Figure 3. Spike-train prediction comparison

a, Raster of responses of an ON RGC to 25 repeats of a novel 1-s stimulus (top), and responses of uncoupled (middle) and full (bottom) models to the same stimulus. b, PSTH of the RGC (black), uncoupled (blue) and coupled (red) model; both models account for ~84% of the variance of the true PSTH. c, PSTH prediction by full and uncoupled models, showing that coupling confers no advantage in predicting average responses. d, Log-likelihood of novel RGC spike responses under full and uncoupled models; the full model provides 8% more information about novel spike trains. e, Magnified 150-ms portion of RGC raster and PSTH (grey box in a). Red dots highlight RGC spike times on selected individual trials, which are replotted in f. f, Single-trial spike-train prediction using the coupled model.
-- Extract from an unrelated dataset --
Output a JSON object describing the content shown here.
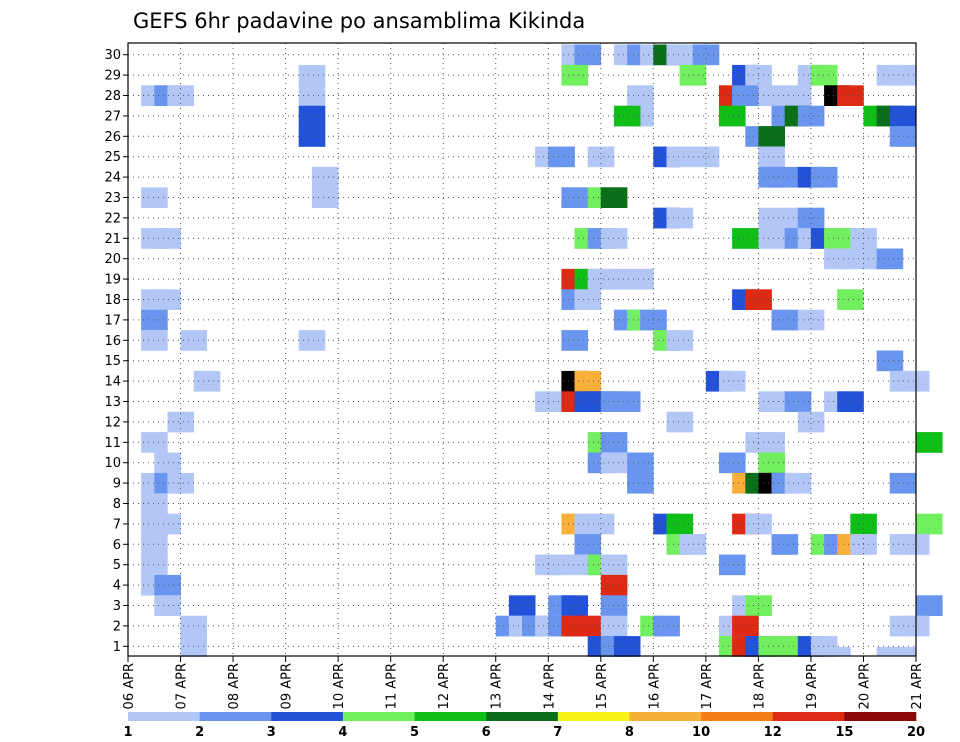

The top half of each plot shows the population activity on a single trial: true spike times of the cell (red dots), coupled ON cells (light grey dots) and coupled OFF cells (dark grey dots; each line in the raster shows the spike times of a different cell). The bottom half of each plot shows a raster of 50 predicted responses of the cell in question, using both the stimulus and coupled responses (shown above) to predict spike trains. The red trace shows the single-trial rate prediction (population-conditioned PSTH), compared with true PSTH of the cell (black trace, identical in all plots). g, Correlation coefficient of true spike trains with the PSTH (ordinate) and with population-conditioned predictions (abscissa); the full model predicts single-trial responses with higher accuracy than the true PSTH.

Figure 4. Decoding performance comparison

a, Shown is a Bayesian decoding schematic: to estimate an unknown stimulus segment from a set of observed spike times (highlighted in boxes), the stimulus prior distribution p(s) is multiplied by the model-defined likelihood p(r|s) to obtain the posterior p(s|r). The posterior mean is the Bayes’ least-squares stimulus estimate. b, Log of the SNR for linear decoding, as well as for Bayesian decoding under the Poisson, uncoupled and full models. The full model preserves 20% more information than the uncoupled model, which indicates that there is additional sensory information available from the population response when correlations are taken into account. Error bars show 95% confidence intervals based on 2,000 bootstrap resamplings of 3,000 decoded stimulus segments. c, Log SNR decomposed as a function of temporal frequency for various decoding methods (Poisson omitted for clarity).